Antiphospholipid syndrome (APS) is a systemic autoimmune disorder leading to recurrent thromboembolic events and pregnancy morbidity. It is driven by antiphospholipid antibodies (aPL), such as anti-cardiolipin and anti-β2-glycoprotein I (anti-β2GPI), which are known to induce endothelial dysfunction. Similar processes to those triggered by aPL in APS can also lead to the shedding of endothelial glycocalyx (eGC), a structure essential to maintaining vascular homeostasis. Disruption of the eGC in and of itself leads to vascular inflammation and thrombosis. Its contribution to APS pathogenesis, however, remains poorly defined, with limited evidence suggesting eGC impairment in APS patients.

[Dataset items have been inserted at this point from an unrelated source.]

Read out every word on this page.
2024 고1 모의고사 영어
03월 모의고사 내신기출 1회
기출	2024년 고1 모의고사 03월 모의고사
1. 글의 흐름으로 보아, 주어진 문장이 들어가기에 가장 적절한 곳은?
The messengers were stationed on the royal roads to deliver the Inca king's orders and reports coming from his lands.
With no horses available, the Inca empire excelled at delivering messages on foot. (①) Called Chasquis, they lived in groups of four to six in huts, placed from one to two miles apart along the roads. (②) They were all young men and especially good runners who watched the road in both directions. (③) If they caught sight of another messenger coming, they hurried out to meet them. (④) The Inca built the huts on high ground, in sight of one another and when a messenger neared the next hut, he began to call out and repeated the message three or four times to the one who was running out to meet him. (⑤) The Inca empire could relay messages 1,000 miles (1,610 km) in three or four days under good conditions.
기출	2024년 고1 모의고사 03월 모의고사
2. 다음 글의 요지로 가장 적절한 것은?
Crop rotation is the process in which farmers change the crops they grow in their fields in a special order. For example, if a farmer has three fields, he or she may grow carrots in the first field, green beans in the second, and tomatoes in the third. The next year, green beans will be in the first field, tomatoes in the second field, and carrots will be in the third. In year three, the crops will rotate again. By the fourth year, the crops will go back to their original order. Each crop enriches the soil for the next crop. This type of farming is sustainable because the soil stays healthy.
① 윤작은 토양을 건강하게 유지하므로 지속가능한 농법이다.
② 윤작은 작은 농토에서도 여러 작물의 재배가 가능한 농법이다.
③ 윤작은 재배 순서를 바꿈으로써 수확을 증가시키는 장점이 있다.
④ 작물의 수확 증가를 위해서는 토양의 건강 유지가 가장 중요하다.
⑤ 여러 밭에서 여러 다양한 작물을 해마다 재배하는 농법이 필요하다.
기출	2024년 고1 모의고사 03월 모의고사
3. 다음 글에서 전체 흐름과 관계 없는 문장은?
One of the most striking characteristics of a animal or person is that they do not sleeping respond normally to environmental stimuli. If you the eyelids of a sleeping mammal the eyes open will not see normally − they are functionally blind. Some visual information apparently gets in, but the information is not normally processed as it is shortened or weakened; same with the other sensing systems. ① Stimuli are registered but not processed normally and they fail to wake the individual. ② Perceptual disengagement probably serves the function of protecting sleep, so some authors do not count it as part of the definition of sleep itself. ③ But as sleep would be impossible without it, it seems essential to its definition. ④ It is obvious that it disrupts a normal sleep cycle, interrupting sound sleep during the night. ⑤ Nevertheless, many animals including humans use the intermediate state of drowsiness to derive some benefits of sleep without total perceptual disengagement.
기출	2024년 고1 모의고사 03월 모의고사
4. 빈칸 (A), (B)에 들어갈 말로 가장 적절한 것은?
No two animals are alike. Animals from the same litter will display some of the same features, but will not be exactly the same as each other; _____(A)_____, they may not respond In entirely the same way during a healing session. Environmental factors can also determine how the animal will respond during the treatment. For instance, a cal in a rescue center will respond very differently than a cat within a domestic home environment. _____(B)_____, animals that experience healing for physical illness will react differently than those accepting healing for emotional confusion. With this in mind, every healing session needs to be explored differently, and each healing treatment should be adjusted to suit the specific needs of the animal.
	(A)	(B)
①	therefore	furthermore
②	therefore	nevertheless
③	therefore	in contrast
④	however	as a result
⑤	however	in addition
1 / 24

The aim of this research project is to determine whether aPL directly induce eGC shedding. Elucidating this pathway may identify novel biomarkers of disease activity and therapeutic strategies supporting the preservation of vascular integrity in patients with APS.
To reach these goals, the following research questions have been defined: To assess eGC degradation in APS patients and correlate eGC loss with endothelial dysfunction and disease severity. To investigate whether anti-β2GPI and anti-cardiolipin antibodies directly induce eGC shedding and dysfunction. To determine how eGC shedding contributes to thrombosis and vascular inflammation in APS. To explore therapeutic strategies to protect or restore the eGC.